La strada davanti a Giuseppe non è facile: "La Chiesa della Mongolia è nata da 22 anni, e ci sono tante cose da fare per la comunità cattolica. Dal mio punto di vista, le priorità pastorali sono la crescita delle vocazioni religiose; la traduzione della Bibbia in mongolo, dato che ora usiamo quella dei protestanti; l'aspetto missionario; e infine la vita dei nostri laici, che dopo il battesimo a volte perdiamo per strada".

Chiaramente "serviranno anche una teologia e una liturgia più vicine alla sensibilità della Mongolia, ma sono tante cose difficili. Tante sfide, che dobbiamo affrontare con calma e decisione. Anche perché fino al 1970 il mio era un Paese comunista, mentre negli anni Novanta è arrivato un capitalismo particolare, che ha creato un grande squilibrio fra ricchi e poveri. Dobbiamo fare i giusti passi anche per affermare la Chiesa come interlocutore per il governo e per la popolazione".  "In questa situazione - sottolinea - noi cristiani siamo pochi. Ma possiamo mostrare la gioia che nasce da Cristo e la verità della Chiesa attraverso la nostra vita, con le nostre parole e con le nostre azioni. Il resto verrà".

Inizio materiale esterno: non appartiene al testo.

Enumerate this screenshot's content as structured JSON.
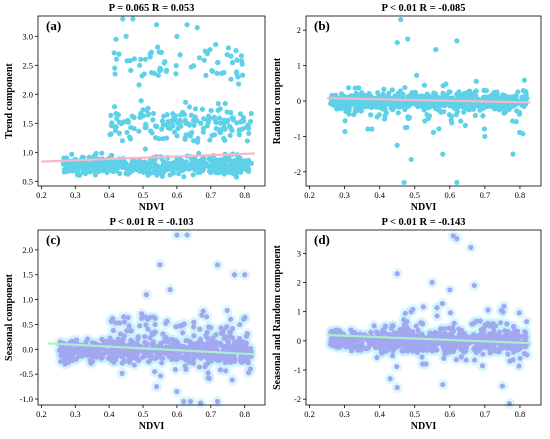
{
  "chart_data": [
    {
      "type": "scatter",
      "panel_label": "(a)",
      "title": "P = 0.065 R = 0.053",
      "xlabel": "NDVI",
      "ylabel": "Trend component",
      "xlim": [
        0.19,
        0.86
      ],
      "ylim": [
        0.42,
        3.35
      ],
      "xticks": [
        0.2,
        0.3,
        0.4,
        0.5,
        0.6,
        0.7,
        0.8
      ],
      "yticks": [
        0.5,
        1.0,
        1.5,
        2.0,
        2.5,
        3.0
      ],
      "point_color": "#5ed1e8",
      "trend_color": "#f6b7c9",
      "trend": {
        "x": [
          0.2,
          0.83
        ],
        "y": [
          0.84,
          0.98
        ]
      },
      "clusters": [
        {
          "n": 520,
          "x": [
            0.26,
            0.82
          ],
          "y": [
            0.55,
            1.0
          ]
        },
        {
          "n": 170,
          "x": [
            0.4,
            0.82
          ],
          "y": [
            1.0,
            2.0
          ]
        },
        {
          "n": 60,
          "x": [
            0.41,
            0.8
          ],
          "y": [
            2.0,
            3.0
          ]
        },
        {
          "n": 40,
          "x": [
            0.28,
            0.42
          ],
          "y": [
            0.55,
            0.92
          ]
        }
      ],
      "points": [
        [
          0.44,
          3.3
        ],
        [
          0.47,
          3.3
        ],
        [
          0.54,
          3.2
        ],
        [
          0.63,
          3.2
        ],
        [
          0.66,
          3.15
        ],
        [
          0.42,
          2.95
        ],
        [
          0.45,
          3.0
        ],
        [
          0.6,
          3.0
        ],
        [
          0.69,
          2.7
        ],
        [
          0.72,
          2.55
        ],
        [
          0.49,
          2.5
        ],
        [
          0.55,
          2.45
        ],
        [
          0.78,
          2.3
        ]
      ]
    },
    {
      "type": "scatter",
      "panel_label": "(b)",
      "title": "P < 0.01 R = -0.085",
      "xlabel": "NDVI",
      "ylabel": "Random component",
      "xlim": [
        0.19,
        0.86
      ],
      "ylim": [
        -2.4,
        2.4
      ],
      "xticks": [
        0.2,
        0.3,
        0.4,
        0.5,
        0.6,
        0.7,
        0.8
      ],
      "yticks": [
        -2,
        -1,
        0,
        1,
        2
      ],
      "point_color": "#5ed1e8",
      "trend_color": "#f6b7c9",
      "trend": {
        "x": [
          0.25,
          0.83
        ],
        "y": [
          0.08,
          -0.04
        ]
      },
      "clusters": [
        {
          "n": 650,
          "x": [
            0.26,
            0.82
          ],
          "y": [
            -0.35,
            0.35
          ]
        },
        {
          "n": 120,
          "x": [
            0.3,
            0.82
          ],
          "y": [
            -1.1,
            0.9
          ]
        }
      ],
      "points": [
        [
          0.46,
          2.3
        ],
        [
          0.48,
          1.75
        ],
        [
          0.45,
          1.65
        ],
        [
          0.62,
          1.7
        ],
        [
          0.56,
          1.45
        ],
        [
          0.47,
          -2.3
        ],
        [
          0.62,
          -2.3
        ],
        [
          0.49,
          -1.65
        ],
        [
          0.45,
          -1.25
        ],
        [
          0.58,
          -1.5
        ],
        [
          0.78,
          -1.5
        ],
        [
          0.7,
          -1.0
        ]
      ]
    },
    {
      "type": "scatter",
      "panel_label": "(c)",
      "title": "P < 0.01 R = -0.103",
      "xlabel": "NDVI",
      "ylabel": "Seasonal component",
      "xlim": [
        0.19,
        0.86
      ],
      "ylim": [
        -1.12,
        2.4
      ],
      "xticks": [
        0.2,
        0.3,
        0.4,
        0.5,
        0.6,
        0.7,
        0.8
      ],
      "yticks": [
        -1.0,
        -0.5,
        0.0,
        0.5,
        1.0,
        1.5,
        2.0
      ],
      "point_color": "#a2a7f0",
      "halo_color": "#bff0fb",
      "trend_color": "#a8f0c8",
      "trend": {
        "x": [
          0.22,
          0.83
        ],
        "y": [
          0.12,
          -0.1
        ]
      },
      "clusters": [
        {
          "n": 560,
          "x": [
            0.25,
            0.82
          ],
          "y": [
            -0.35,
            0.3
          ]
        },
        {
          "n": 190,
          "x": [
            0.4,
            0.82
          ],
          "y": [
            -0.85,
            1.0
          ]
        }
      ],
      "points": [
        [
          0.6,
          2.3
        ],
        [
          0.63,
          2.3
        ],
        [
          0.55,
          1.7
        ],
        [
          0.72,
          1.7
        ],
        [
          0.8,
          1.5
        ],
        [
          0.77,
          1.5
        ],
        [
          0.58,
          1.2
        ],
        [
          0.51,
          1.1
        ],
        [
          0.54,
          -0.75
        ],
        [
          0.6,
          -0.85
        ],
        [
          0.62,
          -1.05
        ],
        [
          0.64,
          -1.05
        ],
        [
          0.67,
          -1.08
        ],
        [
          0.72,
          -1.05
        ]
      ]
    },
    {
      "type": "scatter",
      "panel_label": "(d)",
      "title": "P < 0.01 R = -0.143",
      "xlabel": "NDVI",
      "ylabel": "Seasonal and Random component",
      "xlim": [
        0.19,
        0.86
      ],
      "ylim": [
        -2.2,
        3.8
      ],
      "xticks": [
        0.2,
        0.3,
        0.4,
        0.5,
        0.6,
        0.7,
        0.8
      ],
      "yticks": [
        -2,
        -1,
        0,
        1,
        2,
        3
      ],
      "point_color": "#a2a7f0",
      "halo_color": "#bff0fb",
      "trend_color": "#a8f0c8",
      "trend": {
        "x": [
          0.25,
          0.83
        ],
        "y": [
          0.2,
          -0.08
        ]
      },
      "clusters": [
        {
          "n": 600,
          "x": [
            0.26,
            0.82
          ],
          "y": [
            -0.55,
            0.55
          ]
        },
        {
          "n": 180,
          "x": [
            0.38,
            0.82
          ],
          "y": [
            -1.3,
            1.5
          ]
        }
      ],
      "points": [
        [
          0.61,
          3.6
        ],
        [
          0.62,
          3.5
        ],
        [
          0.66,
          3.2
        ],
        [
          0.45,
          2.3
        ],
        [
          0.55,
          2.0
        ],
        [
          0.67,
          1.9
        ],
        [
          0.6,
          1.75
        ],
        [
          0.45,
          -1.6
        ],
        [
          0.43,
          -1.3
        ],
        [
          0.58,
          -1.5
        ],
        [
          0.75,
          -1.55
        ],
        [
          0.77,
          -2.15
        ]
      ]
    }
  ]
}
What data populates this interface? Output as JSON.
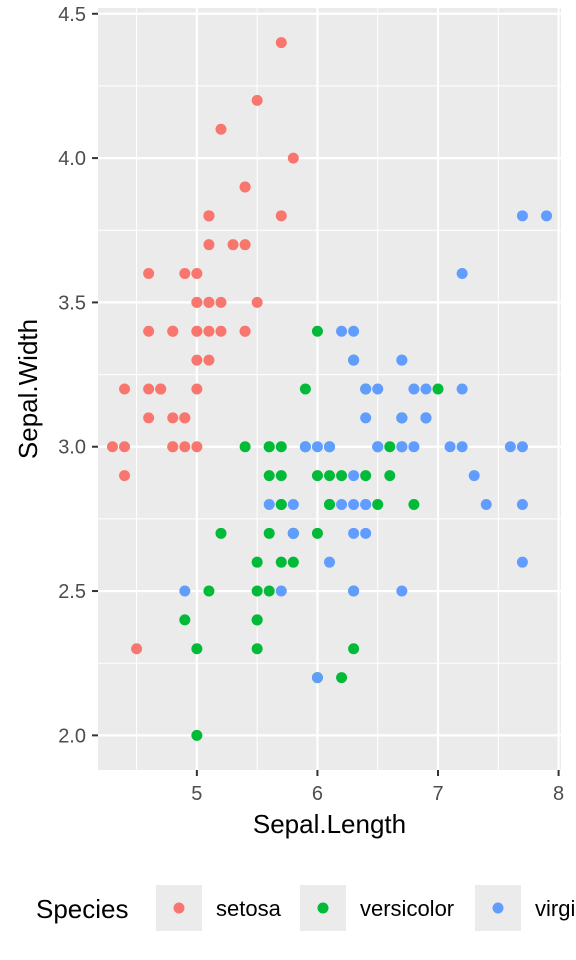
{
  "chart_data": {
    "type": "scatter",
    "xlabel": "Sepal.Length",
    "ylabel": "Sepal.Width",
    "xlim": [
      4.18,
      8.02
    ],
    "ylim": [
      1.88,
      4.52
    ],
    "x_ticks": [
      5,
      6,
      7,
      8
    ],
    "x_tick_labels": [
      "5",
      "6",
      "7",
      "8"
    ],
    "y_ticks": [
      2.0,
      2.5,
      3.0,
      3.5,
      4.0,
      4.5
    ],
    "y_tick_labels": [
      "2.0",
      "2.5",
      "3.0",
      "3.5",
      "4.0",
      "4.5"
    ],
    "grid": true,
    "background": "#ebebeb",
    "legend": {
      "title": "Species",
      "position": "bottom",
      "entries": [
        "setosa",
        "versicolor",
        "virginica"
      ]
    },
    "series": [
      {
        "name": "setosa",
        "color": "#f8766d",
        "points": [
          [
            5.1,
            3.5
          ],
          [
            4.9,
            3.0
          ],
          [
            4.7,
            3.2
          ],
          [
            4.6,
            3.1
          ],
          [
            5.0,
            3.6
          ],
          [
            5.4,
            3.9
          ],
          [
            4.6,
            3.4
          ],
          [
            5.0,
            3.4
          ],
          [
            4.4,
            2.9
          ],
          [
            4.9,
            3.1
          ],
          [
            5.4,
            3.7
          ],
          [
            4.8,
            3.4
          ],
          [
            4.8,
            3.0
          ],
          [
            4.3,
            3.0
          ],
          [
            5.8,
            4.0
          ],
          [
            5.7,
            4.4
          ],
          [
            5.4,
            3.9
          ],
          [
            5.1,
            3.5
          ],
          [
            5.7,
            3.8
          ],
          [
            5.1,
            3.8
          ],
          [
            5.4,
            3.4
          ],
          [
            5.1,
            3.7
          ],
          [
            4.6,
            3.6
          ],
          [
            5.1,
            3.3
          ],
          [
            4.8,
            3.4
          ],
          [
            5.0,
            3.0
          ],
          [
            5.0,
            3.4
          ],
          [
            5.2,
            3.5
          ],
          [
            5.2,
            3.4
          ],
          [
            4.7,
            3.2
          ],
          [
            4.8,
            3.1
          ],
          [
            5.4,
            3.4
          ],
          [
            5.2,
            4.1
          ],
          [
            5.5,
            4.2
          ],
          [
            4.9,
            3.1
          ],
          [
            5.0,
            3.2
          ],
          [
            5.5,
            3.5
          ],
          [
            4.9,
            3.6
          ],
          [
            4.4,
            3.0
          ],
          [
            5.1,
            3.4
          ],
          [
            5.0,
            3.5
          ],
          [
            4.5,
            2.3
          ],
          [
            4.4,
            3.2
          ],
          [
            5.0,
            3.5
          ],
          [
            5.1,
            3.8
          ],
          [
            4.8,
            3.0
          ],
          [
            5.1,
            3.8
          ],
          [
            4.6,
            3.2
          ],
          [
            5.3,
            3.7
          ],
          [
            5.0,
            3.3
          ]
        ]
      },
      {
        "name": "versicolor",
        "color": "#00ba38",
        "points": [
          [
            7.0,
            3.2
          ],
          [
            6.4,
            3.2
          ],
          [
            6.9,
            3.1
          ],
          [
            5.5,
            2.3
          ],
          [
            6.5,
            2.8
          ],
          [
            5.7,
            2.8
          ],
          [
            6.3,
            3.3
          ],
          [
            4.9,
            2.4
          ],
          [
            6.6,
            2.9
          ],
          [
            5.2,
            2.7
          ],
          [
            5.0,
            2.0
          ],
          [
            5.9,
            3.0
          ],
          [
            6.0,
            2.2
          ],
          [
            6.1,
            2.9
          ],
          [
            5.6,
            2.9
          ],
          [
            6.7,
            3.1
          ],
          [
            5.6,
            3.0
          ],
          [
            5.8,
            2.7
          ],
          [
            6.2,
            2.2
          ],
          [
            5.6,
            2.5
          ],
          [
            5.9,
            3.2
          ],
          [
            6.1,
            2.8
          ],
          [
            6.3,
            2.5
          ],
          [
            6.1,
            2.8
          ],
          [
            6.4,
            2.9
          ],
          [
            6.6,
            3.0
          ],
          [
            6.8,
            2.8
          ],
          [
            6.7,
            3.0
          ],
          [
            6.0,
            2.9
          ],
          [
            5.7,
            2.6
          ],
          [
            5.5,
            2.4
          ],
          [
            5.5,
            2.4
          ],
          [
            5.8,
            2.7
          ],
          [
            6.0,
            2.7
          ],
          [
            5.4,
            3.0
          ],
          [
            6.0,
            3.4
          ],
          [
            6.7,
            3.1
          ],
          [
            6.3,
            2.3
          ],
          [
            5.6,
            3.0
          ],
          [
            5.5,
            2.5
          ],
          [
            5.5,
            2.6
          ],
          [
            6.1,
            3.0
          ],
          [
            5.8,
            2.6
          ],
          [
            5.0,
            2.3
          ],
          [
            5.6,
            2.7
          ],
          [
            5.7,
            3.0
          ],
          [
            5.7,
            2.9
          ],
          [
            6.2,
            2.9
          ],
          [
            5.1,
            2.5
          ],
          [
            5.7,
            2.8
          ]
        ]
      },
      {
        "name": "virginica",
        "color": "#619cff",
        "points": [
          [
            6.3,
            3.3
          ],
          [
            5.8,
            2.7
          ],
          [
            7.1,
            3.0
          ],
          [
            6.3,
            2.9
          ],
          [
            6.5,
            3.0
          ],
          [
            7.6,
            3.0
          ],
          [
            4.9,
            2.5
          ],
          [
            7.3,
            2.9
          ],
          [
            6.7,
            2.5
          ],
          [
            7.2,
            3.6
          ],
          [
            6.5,
            3.2
          ],
          [
            6.4,
            2.7
          ],
          [
            6.8,
            3.0
          ],
          [
            5.7,
            2.5
          ],
          [
            5.8,
            2.8
          ],
          [
            6.4,
            3.2
          ],
          [
            6.5,
            3.0
          ],
          [
            7.7,
            3.8
          ],
          [
            7.7,
            2.6
          ],
          [
            6.0,
            2.2
          ],
          [
            6.9,
            3.2
          ],
          [
            5.6,
            2.8
          ],
          [
            7.7,
            2.8
          ],
          [
            6.3,
            2.7
          ],
          [
            6.7,
            3.3
          ],
          [
            7.2,
            3.2
          ],
          [
            6.2,
            2.8
          ],
          [
            6.1,
            3.0
          ],
          [
            6.4,
            2.8
          ],
          [
            7.2,
            3.0
          ],
          [
            7.4,
            2.8
          ],
          [
            7.9,
            3.8
          ],
          [
            6.4,
            2.8
          ],
          [
            6.3,
            2.8
          ],
          [
            6.1,
            2.6
          ],
          [
            7.7,
            3.0
          ],
          [
            6.3,
            3.4
          ],
          [
            6.4,
            3.1
          ],
          [
            6.0,
            3.0
          ],
          [
            6.9,
            3.1
          ],
          [
            6.7,
            3.1
          ],
          [
            6.9,
            3.1
          ],
          [
            5.8,
            2.7
          ],
          [
            6.8,
            3.2
          ],
          [
            6.7,
            3.3
          ],
          [
            6.7,
            3.0
          ],
          [
            6.3,
            2.5
          ],
          [
            6.5,
            3.0
          ],
          [
            6.2,
            3.4
          ],
          [
            5.9,
            3.0
          ]
        ]
      }
    ]
  }
}
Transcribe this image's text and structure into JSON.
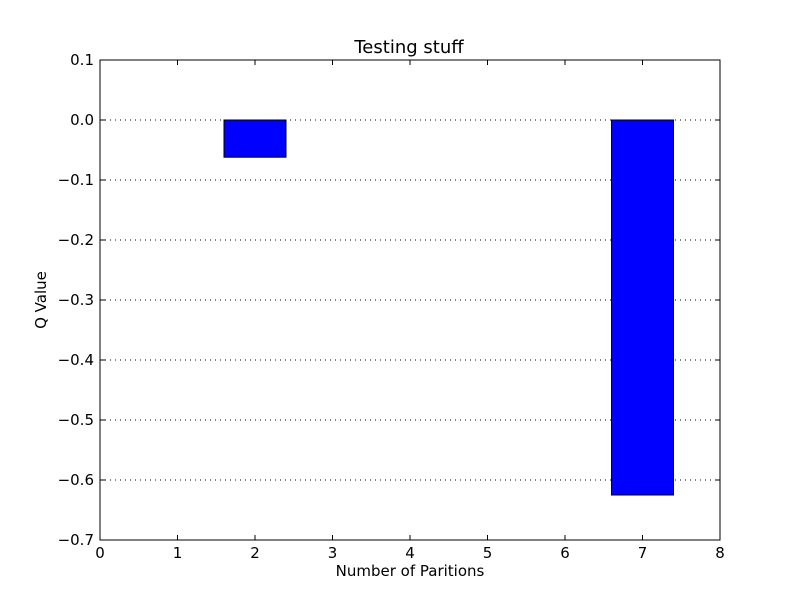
{
  "chart_data": {
    "type": "bar",
    "title": "Testing stuff",
    "xlabel": "Number of Paritions",
    "ylabel": "Q Value",
    "x": [
      1,
      2,
      7
    ],
    "values": [
      0.0,
      -0.062,
      -0.625
    ],
    "bar_width": 0.8,
    "xlim": [
      0,
      8
    ],
    "ylim": [
      -0.7,
      0.1
    ],
    "xticks": [
      "0",
      "1",
      "2",
      "3",
      "4",
      "5",
      "6",
      "7",
      "8"
    ],
    "yticks": [
      "0.1",
      "0.0",
      "−0.1",
      "−0.2",
      "−0.3",
      "−0.4",
      "−0.5",
      "−0.6",
      "−0.7"
    ],
    "ytick_values": [
      0.1,
      0.0,
      -0.1,
      -0.2,
      -0.3,
      -0.4,
      -0.5,
      -0.6,
      -0.7
    ],
    "grid": "y-dotted",
    "colors": {
      "bar": "#0000ff",
      "edge": "#000000"
    }
  }
}
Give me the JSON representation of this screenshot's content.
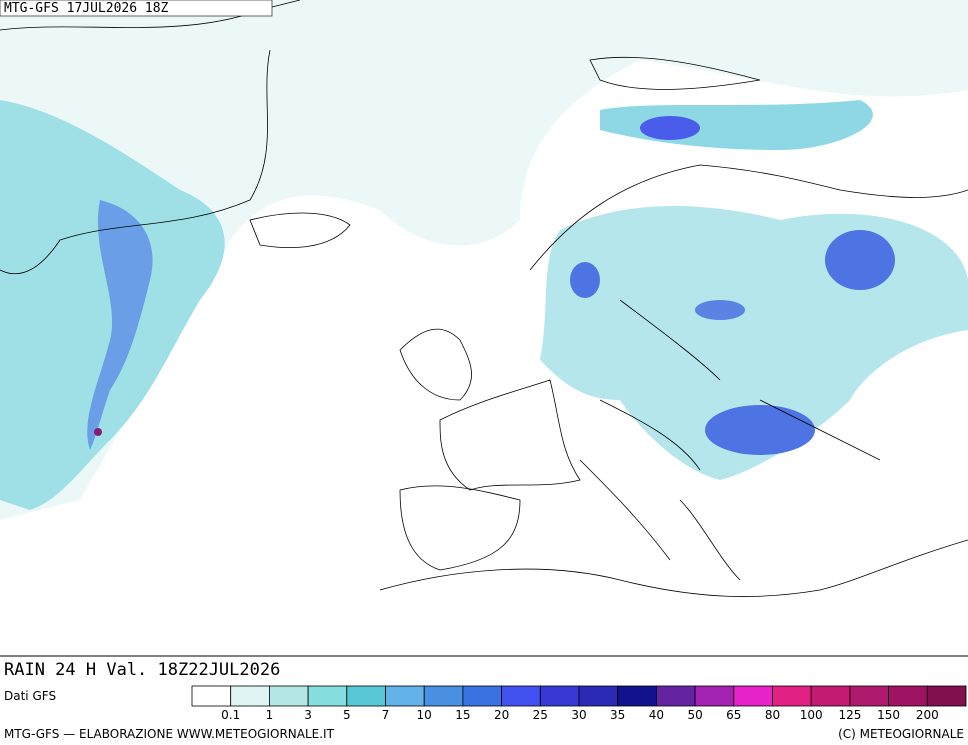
{
  "header": {
    "model_run": "MTG-GFS 17JUL2026 18Z"
  },
  "footer": {
    "product": "RAIN 24 H Val. 18Z22JUL2026",
    "source": "Dati GFS",
    "credits": "MTG-GFS — ELABORAZIONE WWW.METEOGIORNALE.IT",
    "copyright": "(C) METEOGIORNALE"
  },
  "legend": {
    "labels": [
      "0.1",
      "1",
      "3",
      "5",
      "7",
      "10",
      "15",
      "20",
      "25",
      "30",
      "35",
      "40",
      "50",
      "65",
      "80",
      "100",
      "125",
      "150",
      "200"
    ],
    "colors": [
      "#ffffff",
      "#e0f4f4",
      "#b4e6e6",
      "#86dede",
      "#58c8d6",
      "#64b2ea",
      "#4a90e2",
      "#3a72e2",
      "#4252f0",
      "#3838d6",
      "#2a2ab6",
      "#12128e",
      "#6424a2",
      "#a422b2",
      "#e622c8",
      "#e22282",
      "#c41a72",
      "#b01a6e",
      "#a01262",
      "#801050"
    ]
  }
}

Infine, il nuovo diacono lancia un appello: "Vi prego, pregate per la Chiesa della Mongolia che è la più giovane al mondo. È difficile annunciare il Vangelo nel mio paese, e ancora più difficile è vivere secondo il Vangelo. Però non ho dubbi che, se amiamo gli altri come ci ha insegnato la parola di Gesù, allora tutto si compirà secondo la volontà di Dio. Io credo al potere dell'amore di Dio. Siamo pochi, ma se amiamo i nostri vicini possiamo portare avanti una grande missione. Grazie!"